Successful people’s personal commitment can make it hard for them to change.
· I can succeed. Successful people believe that they have the internal capacity to make desirable things happen. They do not see themselves as victims of fate; rather they believe that their motivation and ability has driven their success.
Successful people often confuse correlation with causality. Because they get positive reinforcement for results, they may not have an accurate perception of what behaviors drove those results. This can result in “superstitious behavior” where the successful person repeats behavior that they believe was a factor in their success.
Successful people have difficulty realizing that they are successful “in spite” of certain behaviors, not “because of” them.
· I will succeed. A contagious sense of optimism is one of the most important characteristics of successful people. They not only believe that they can achieve, they believe that they will achieve. Because they are ambitious and goal oriented, they have difficulty saying “no” to desirable opportunities. They often equate “busyness” with success. Some successful people drown in a sea of opportunity and burn out their staff trying to complete what they have promised.
Successful people are very busy and face the danger of over commitment.
· I have succeeded. Successful people tend to have a positive interpretation of their past performance. They consistently over-rate their performance relative to their professional peers. When positive outcomes occur, they believe that their efforts were instrumental to the success. They see their history of what they have done as a validation of who they are and their personal attributes.
Successful people’s positive view of their performance can make it difficult to hear negative feedback from others.

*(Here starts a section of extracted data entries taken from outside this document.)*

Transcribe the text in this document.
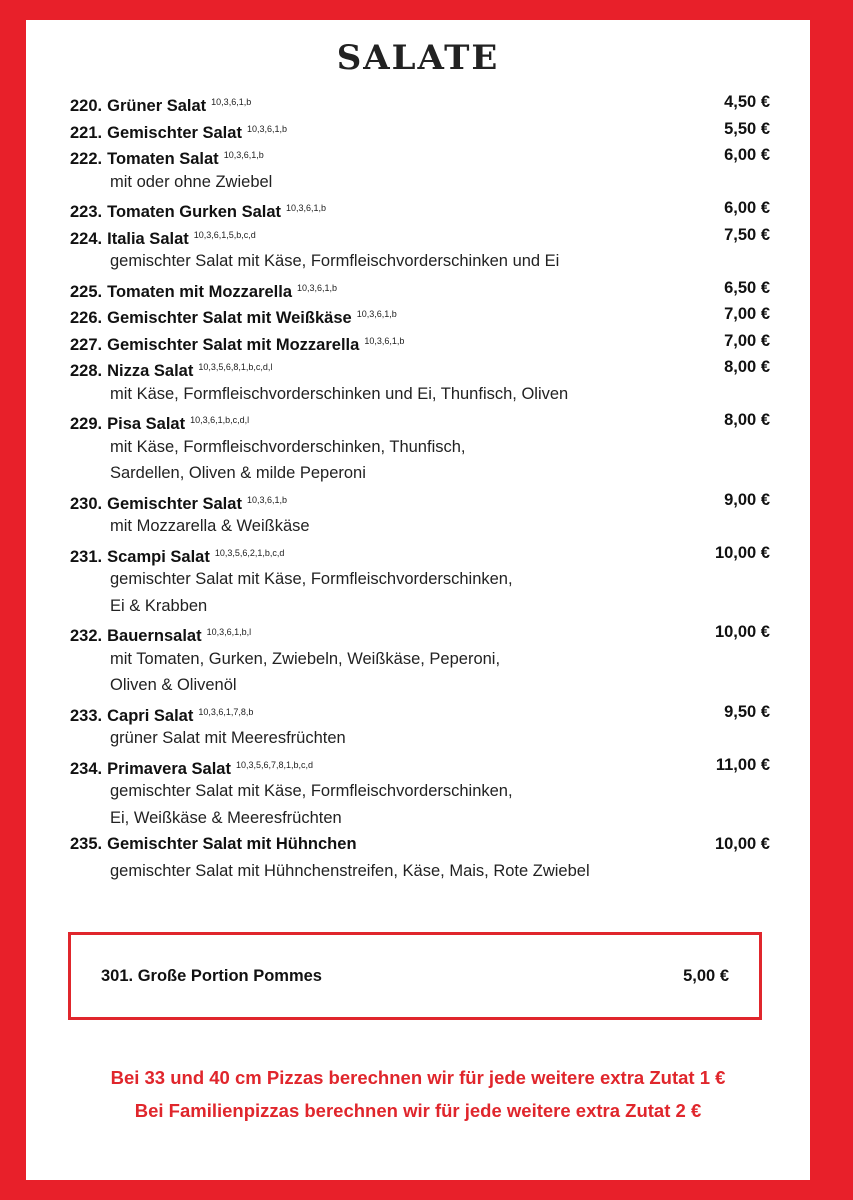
SALATE
220. Grüner Salat $^{10,3,6,1,b}$	4,50 €
221. Gemischter Salat $^{10,3,6,1,b}$	5,50 €
222. Tomaten Salat $^{10,3,6,1,b}$	6,00 €
mit oder ohne Zwiebel
223. Tomaten Gurken Salat $^{10,3,6,1,b}$	6,00 €
224. Italia Salat $^{10,3,6,1,5,b,c,d}$	7,50 €
gemischter Salat mit Käse, Formfleischvorderschinken und Ei
225. Tomaten mit Mozzarella $^{10,3,6,1,b}$	6,50 €
226. Gemischter Salat mit Weißkäse $^{10,3,6,1,b}$	7,00 €
227. Gemischter Salat mit Mozzarella $^{10,3,6,1,b}$	7,00 €
228. Nizza Salat $^{10,3,5,6,8,1,b,c,d,l}$	8,00 €
mit Käse, Formfleischvorderschinken und Ei, Thunfisch, Oliven
229. Pisa Salat $^{10,3,6,1,b,c,d,l}$	8,00 €
mit Käse, Formfleischvorderschinken, Thunfisch,
Sardellen, Oliven & milde Peperoni
230. Gemischter Salat $^{10,3,6,1,b}$	9,00 €
mit Mozzarella & Weißkäse
231. Scampi Salat $^{10,3,5,6,2,1,b,c,d}$	10,00 €
gemischter Salat mit Käse, Formfleischvorderschinken,
Ei & Krabben
232. Bauernsalat $^{10,3,6,1,b,l}$	10,00 €
mit Tomaten, Gurken, Zwiebeln, Weißkäse, Peperoni,
Oliven & Olivenöl
233. Capri Salat $^{10,3,6,1,7,8,b}$	9,50 €
grüner Salat mit Meeresfrüchten
234. Primavera Salat $^{10,3,5,6,7,8,1,b,c,d}$	11,00 €
gemischter Salat mit Käse, Formfleischvorderschinken,
Ei, Weißkäse & Meeresfrüchten
235. Gemischter Salat mit Hühnchen	10,00 €
gemischter Salat mit Hühnchenstreifen, Käse, Mais, Rote Zwiebel
301. Große Portion Pommes	5,00 €
Bei 33 und 40 cm Pizzas berechnen wir für jede weitere extra Zutat 1 €
Bei Familienpizzas berechnen wir für jede weitere extra Zutat 2 €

Goldsmith has found that successful people have great difficulty in accepting input from others regarding their behavior. If the feedback does not agree with their perceptions of themselves they tend to deny the information for three reasons: 1) the input is from someone that they do see as their peer or equal in terms of success, therefore it “doesn’t count;” 2) they view input that is inconsistent with their self-image to be “incorrect” and the other person is “confused” or 3) they agree there is truth in the feedback but it could not be important since they are so successful. These are some of the reasons that feedback is not very effective with successful people.
As Denis Diderot once said, “we swallow with one gulp the lie that flatters us, and drink drop by drop the truth which is bitter to us.”